I carry, you hold

In an uncompromising space of physical actions,

a relationship between a woman and a man is

being shaken, stirred and re-examine.

There is no victory or loss. There is no hierarchy.

Choreography: Olivia Court Mesa

Co-creator: Yochai Ginton

Performers: Olivia Court Mesa and Yochai Ginton

Sound design: Roey Hazon

Music: Wolfgang Amadeus Mozart/ Piano Concerto No.23 in A Major,

K.488: II.Adagio. 

Matthew Herbert/ Titles

Lighting Design: Dani Fishof

Costumes: Factory 54

Lenght of the work: 20 minutes

Premiered in Curtain Up Festival 2019, Israel


“ In "I carry, you hold," the work of Olivia Court Mesa in collaboration with Yochai Ginton, the image of a puppet and an operator embodied for moments in the actual body of the dancers, but also soon disrupted.

The piece opens when a man and woman - the creators themselves - enter the arena, around which the audience is assembled, while wearing only black lingerie.
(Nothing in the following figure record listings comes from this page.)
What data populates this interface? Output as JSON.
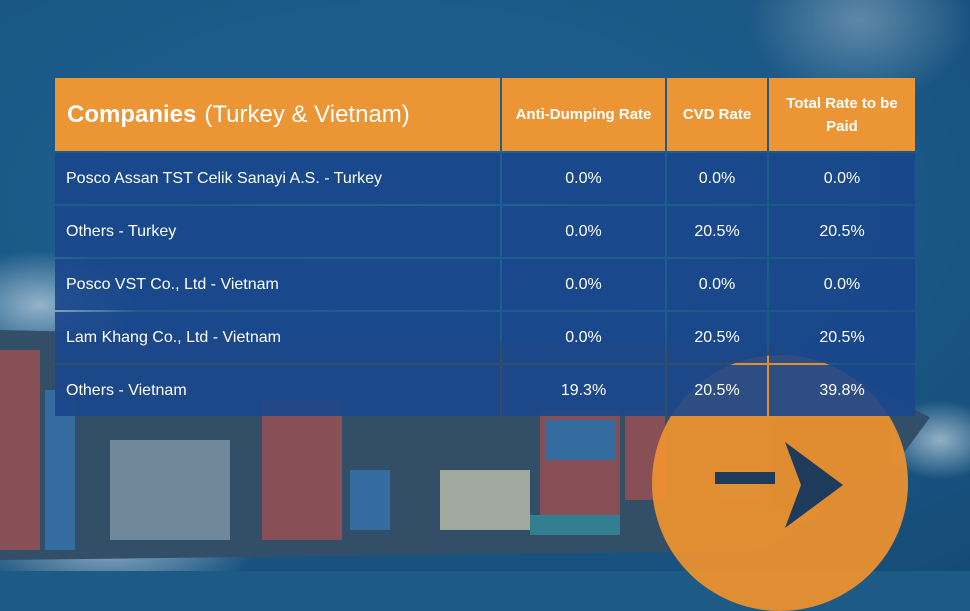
{
  "table": {
    "header": {
      "companies_bold": "Companies",
      "companies_rest": "(Turkey & Vietnam)",
      "anti_dumping": "Anti-Dumping Rate",
      "cvd": "CVD Rate",
      "total": "Total Rate to be Paid"
    },
    "rows": [
      {
        "company": "Posco Assan TST Celik Sanayi A.S. - Turkey",
        "anti_dumping": "0.0%",
        "cvd": "0.0%",
        "total": "0.0%"
      },
      {
        "company": "Others - Turkey",
        "anti_dumping": "0.0%",
        "cvd": "20.5%",
        "total": "20.5%"
      },
      {
        "company": "Posco VST Co., Ltd - Vietnam",
        "anti_dumping": "0.0%",
        "cvd": "0.0%",
        "total": "0.0%"
      },
      {
        "company": "Lam Khang Co., Ltd - Vietnam",
        "anti_dumping": "0.0%",
        "cvd": "20.5%",
        "total": "20.5%"
      },
      {
        "company": "Others - Vietnam",
        "anti_dumping": "19.3%",
        "cvd": "20.5%",
        "total": "39.8%"
      }
    ]
  },
  "colors": {
    "header_bg": "#ec9534",
    "row_bg": "#19468c",
    "accent_circle": "#f0922e",
    "arrow": "#1f3b5c"
  },
  "icons": {
    "arrow": "right-arrow-icon"
  }
}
The two look at the audience, as if presenting the basic physical difference that distinguishes them: "I am a man, I am a woman." At the end of the observation, the two dress in clothes that were placed there in advance. She - in black velvet dress with a floral decoration at the hem. Him - in pants and a shirt. As a magic act, Ginton is suddenly on Court Mesa's shoulders, wrapped around her head. As if it was not enough to make a striking reversal - Court Mesa's size is significantly smaller than Ginton, and "natural" to expect that he would be the one lifting her. Court Mesa slowly pulls her right foot upward the left calf and stands on one leg while he is on her shoulders. This is an impressive opening, imploring viewers to set expectations aside, as promising - and subsequently sustaining - "no longer a routine duet for a man and a woman."

Court Mesa and Ginton lift and carry each other, leaning on each other and elegantly manipulating each other in a never-ending series of positions, while maintaining touch and balance. The two showcase not only exceptional performance but also a clear, well-refined aesthetic proposal - Theatrical rendering, stylish and clear of Contact Improvisation. A form of dance that has been evolving consistently since the 1970s and which, as its name suggests, is based on improvisation in contact with another partner or more. Court Mesa and Ginton are not improvising, but they use typical contact lifts, rolls and grips, while taking advantage of the principles that are at its core - such as maintaining a common center of gravity for equilibrium, using momentum and especially maintaining touch - to construct stage images that directly illustrates the implicit physical element in the form of our thinking about relationships: we lean on each other, depend on each other, lift each other up and hold each other. Court Mesa and Ginton carry the burden(literally) - equivalently, and thus, by way of contrast, show how most of the duets in dance (also contemporary) embody traditional, oppressive power relations in the enclave, disguised as "natural".

However, the two not only disrupt conventions that are customary in dance, but also show viewers how much their way of thinking about relationships is defined. How physical and deeply ingrained it is in the language. Therefore watching this non-conforming dance evokes cognitive dissonance, fun and entertaining at first, but revealing in fact a disturbing truth.”


Ran Brown for Haaretz Newspaper


“Surprising, acrobatic combinations scrape the threshold of the daring abilities of the two. Court Mesa proves that, although she is a woman, smaller, and certainly weighs less than Ginton, she is no less powerful than he is. She challenges herself without compromise, without mercy.”


Ruth Eshel for Dance Diaries


“A moment later, the tall Ginton jumped into her arms and she hardly batted an eye lash. The duet of power games was well executed and humorous without taking itself too seriously.”